The thermal decomposition of a fuel such as wood is usually referred to as pyrolysis. The actual rate is strongly temperature dependent but is also influenced by mass transfer, in many cases. It's also sensitive to the type of wood and the atmosphere around the wood. Rate information will usually be presented as terms for an (often modified) Arrhenius equation(s) and will usually be different for oxidizing and non-oxidizing atmospheres. Multiple rates may be encountered to describe competing parallel reactions with different or multi-step decomposition.
Although I'm aware of people adapting commercial codes for this purpose, the freely available codes that may be relevant would be the Fire Dynamics Simulator (FDS) from NIST, Gpyro and FireFOAM.
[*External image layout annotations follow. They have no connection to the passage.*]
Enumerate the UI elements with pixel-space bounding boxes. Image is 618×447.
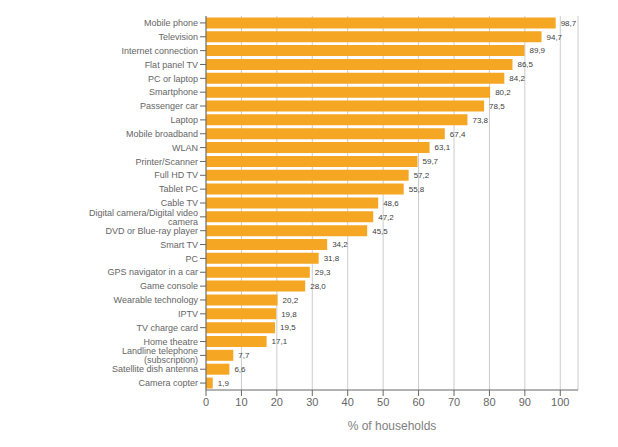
- svg-text:100: 100: [551, 396, 569, 408]
- svg-text:Smartphone: Smartphone: [149, 87, 198, 97]
- svg-text:Digital camera/Digital videoca: Digital camera/Digital videocamera: [89, 208, 198, 227]
- svg-text:67,4: 67,4: [450, 130, 466, 139]
- svg-text:20: 20: [271, 396, 283, 408]
- svg-text:50: 50: [377, 396, 389, 408]
- svg-text:30: 30: [306, 396, 318, 408]
- svg-text:89,9: 89,9: [530, 46, 546, 55]
- svg-text:DVD or Blue-ray player: DVD or Blue-ray player: [105, 226, 198, 236]
- svg-text:10: 10: [235, 396, 247, 408]
- svg-text:17,1: 17,1: [272, 337, 288, 346]
- svg-text:Internet connection: Internet connection: [121, 46, 198, 56]
- svg-text:Television: Television: [158, 32, 198, 42]
- svg-text:Cable TV: Cable TV: [161, 198, 198, 208]
- svg-text:28,0: 28,0: [310, 282, 326, 291]
- svg-text:7,7: 7,7: [238, 351, 250, 360]
- svg-text:Laptop: Laptop: [170, 115, 198, 125]
- svg-text:63,1: 63,1: [435, 143, 451, 152]
- svg-text:1,9: 1,9: [218, 379, 230, 388]
- svg-text:20,2: 20,2: [283, 296, 299, 305]
- svg-text:Home theatre: Home theatre: [143, 337, 198, 347]
- svg-text:86,5: 86,5: [517, 60, 533, 69]
- svg-text:Tablet PC: Tablet PC: [159, 184, 199, 194]
- svg-text:Camera copter: Camera copter: [138, 378, 198, 388]
- svg-text:WLAN: WLAN: [172, 143, 198, 153]
- svg-text:Wearable technology: Wearable technology: [114, 295, 199, 305]
- svg-text:73,8: 73,8: [472, 116, 488, 125]
- svg-text:6,6: 6,6: [234, 365, 246, 374]
- svg-text:47,2: 47,2: [378, 213, 394, 222]
- svg-text:Passenger car: Passenger car: [140, 101, 198, 111]
- svg-text:GPS navigator in a car: GPS navigator in a car: [107, 267, 198, 277]
- svg-text:Satellite dish antenna: Satellite dish antenna: [112, 364, 198, 374]
- svg-text:0: 0: [203, 396, 209, 408]
- svg-text:Mobile phone: Mobile phone: [144, 18, 198, 28]
- svg-text:70: 70: [448, 396, 460, 408]
- svg-text:31,8: 31,8: [324, 254, 340, 263]
- svg-text:IPTV: IPTV: [178, 309, 198, 319]
- svg-text:40: 40: [342, 396, 354, 408]
- svg-text:Full HD TV: Full HD TV: [154, 170, 198, 180]
- svg-text:19,8: 19,8: [281, 310, 297, 319]
- svg-text:34,2: 34,2: [332, 240, 348, 249]
- svg-text:94,7: 94,7: [547, 33, 563, 42]
- svg-text:Flat panel TV: Flat panel TV: [145, 60, 198, 70]
- svg-text:Landline telephone(subscriptio: Landline telephone(subscription): [122, 346, 198, 365]
- svg-text:80,2: 80,2: [495, 88, 511, 97]
- svg-text:80: 80: [483, 396, 495, 408]
- svg-text:29,3: 29,3: [315, 268, 331, 277]
- svg-text:PC: PC: [185, 254, 198, 264]
- svg-text:60: 60: [412, 396, 424, 408]
- svg-text:57,2: 57,2: [414, 171, 430, 180]
- svg-text:90: 90: [519, 396, 531, 408]
- svg-text:TV charge card: TV charge card: [136, 323, 198, 333]
- svg-text:55,8: 55,8: [409, 185, 425, 194]
- svg-text:19,5: 19,5: [280, 323, 296, 332]
- svg-text:78,5: 78,5: [489, 102, 505, 111]
- svg-text:48,6: 48,6: [383, 199, 399, 208]
- svg-text:Smart TV: Smart TV: [160, 240, 198, 250]
- svg-text:98,7: 98,7: [561, 19, 577, 28]
- svg-text:PC or laptop: PC or laptop: [148, 74, 198, 84]
- svg-text:45,5: 45,5: [372, 227, 388, 236]
- svg-text:Printer/Scanner: Printer/Scanner: [135, 157, 198, 167]
- svg-text:Mobile broadband: Mobile broadband: [126, 129, 198, 139]
- svg-text:59,7: 59,7: [423, 157, 439, 166]
- svg-text:% of households: % of households: [348, 419, 437, 433]
- svg-text:84,2: 84,2: [509, 74, 525, 83]
- svg-text:Game console: Game console: [140, 281, 198, 291]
Of those, Gpyro is the most specifically oriented towards pyrolysis modeling, but is a small project that doesn't have a huge amount of support. On the plus side, it can be coupled to FDS as part of a larger model, where Gpyro handles 2D or 3D modeling of pyrolysis in the solid, while FDS takes care of reacting fluid dynamics and general heat transfer elsewhere. FDS can do some modeling of the solid phase, but it's limited to 1D models that operate normal to the surface. FDS also has superb documentation and cites many sources that may be a good jumping off point (see the Validation Guide in particular).
I don't mean to leave FireFOAM out, but I've only encountered it a little bit. It's largely similar in intent to FDS but with some different capabilities (including multidimensional modeling of solids and non-rectilinear meshes IIRC).